However, almost always there will be 0 or 1 B records for each A record, and there is room on the line to put the records side by side. I would like to arrange the report like this:

aaaa aaa aa bbbb b
bbbb b

so that normally there will only be one line per Record A except in the rare cases of two or more B records

How do I do this

Thanks for helping
Regards, Robert Barnes
 
The easiest method is to place aaaa aaa aa in the detail section and set its
Hide Duplicates property to Yes.

--
Duane Hookom
MS Access MVP
--

Robert Barnes said:
I want to print a report, in which a group record relates to one or several details: -
Record A -> Record B.
I can very easily create a report like this: -
Record A header: aaaa aaa aa
Detail: bbbb bb
bbbb bb

However, almost always there will be 0 or 1 B records for each A record,
and there is room on the line to put the records side by side. I would
like to arrange the report like this: -
aaaa aaa aa bbbb bb
bbbb bb

so that normally there will only be one line per Record A except in the
rare cases of two or more B records.
 
I tried that, but there are two problems
Firstly, the "aaaa" values don't appear when they are the same as the record above, even when it's a new record.

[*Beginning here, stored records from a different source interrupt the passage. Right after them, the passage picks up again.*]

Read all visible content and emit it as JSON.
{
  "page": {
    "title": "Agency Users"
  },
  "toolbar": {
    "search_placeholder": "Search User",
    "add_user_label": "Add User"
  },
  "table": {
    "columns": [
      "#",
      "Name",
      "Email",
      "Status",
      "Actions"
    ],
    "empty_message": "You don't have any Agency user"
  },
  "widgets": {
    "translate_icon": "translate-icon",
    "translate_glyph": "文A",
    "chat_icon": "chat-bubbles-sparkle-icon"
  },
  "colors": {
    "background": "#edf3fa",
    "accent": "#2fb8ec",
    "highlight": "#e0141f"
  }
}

The logic should be controlled by the unique record key: if this is different I want all the aaaa values to appear even if they are the same as the line above
Secondly, I am summing one of the aaaa values: if there are two B records then I get the aaaa number added in twice

Cheers, Robert
 
Your original question suggest there are "0 or 1 B records for each A
record". Does this mean there are instances where there are no B records
that match an A record? If so, how would this display? Are there subreports
involved in this or are the tables combined in the record source of the
report?

Maybe you should enter about 6-10 records of various values and show us how
you want this to appear. If you want to do some summing, make sure you
include this.

--
Duane Hookom
MS Access MVP
--

Robert Barnes said:
I tried that, but there are two problems.
Firstly, the "aaaa" values don't appear when they are the same as the
record above, even when it's a new record. The logic should be controlled
by the unique record key: if this is different I want all the aaaa values to
appear even if they are the same as the line above.
Secondly, I am summing one of the aaaa values: if there are two B records
then I get the aaaa number added in twice.
 
I would remove the "B" records from the report and place them in a
subreport. The subreport would be linked on whatever field using the Link
Master/Child properties.

--
Duane Hookom
MS Access MVP


Robert Barnes said:
Thanks for your help Duane. I'm sorry if my efforts to simplify the
problem description actually made things more obscure. Anyway, here's a
more complete description.
I've saved a sample page of the report as html and stored it at: -
http://www.robertb.co.nz/receipts.htm

Referring to this sample: -

The columns
Amount, Type, Bank, Bank Branch, Pmt Date, and Entered at
are data about a single Receipt (Cheque or direct credit). This is the
section that I called "Record A" before. Actually its a query, but the
details of this don't matter.
The three columns to the right: -
Job, Allocation, Amount
allocate the receipt. Normally there is a single allocation, often there
is none, but theoretically there could be any number. For one of the
receipts I've created two allocations in my test data (see the 4th receipt).
The report is currently driven by a query joining the receipt and
allocation (my "record A and record B" in the previous explanation. I have
set up the report with control breaks on Customer and Receipt ID (not
printed), and the receipt data is printed on the subheading.
There are two problems with the report
Firstly, the customer total is incorrectly calculated: it should be
$132,099.78. The $10 receipt that has two allocations has been counted
twice.
Secondly, I'd like to move the first Allocation line up, so that in the
case where there are 0 or 1 allocations only a single line is needed for
both the receipt and its allocation.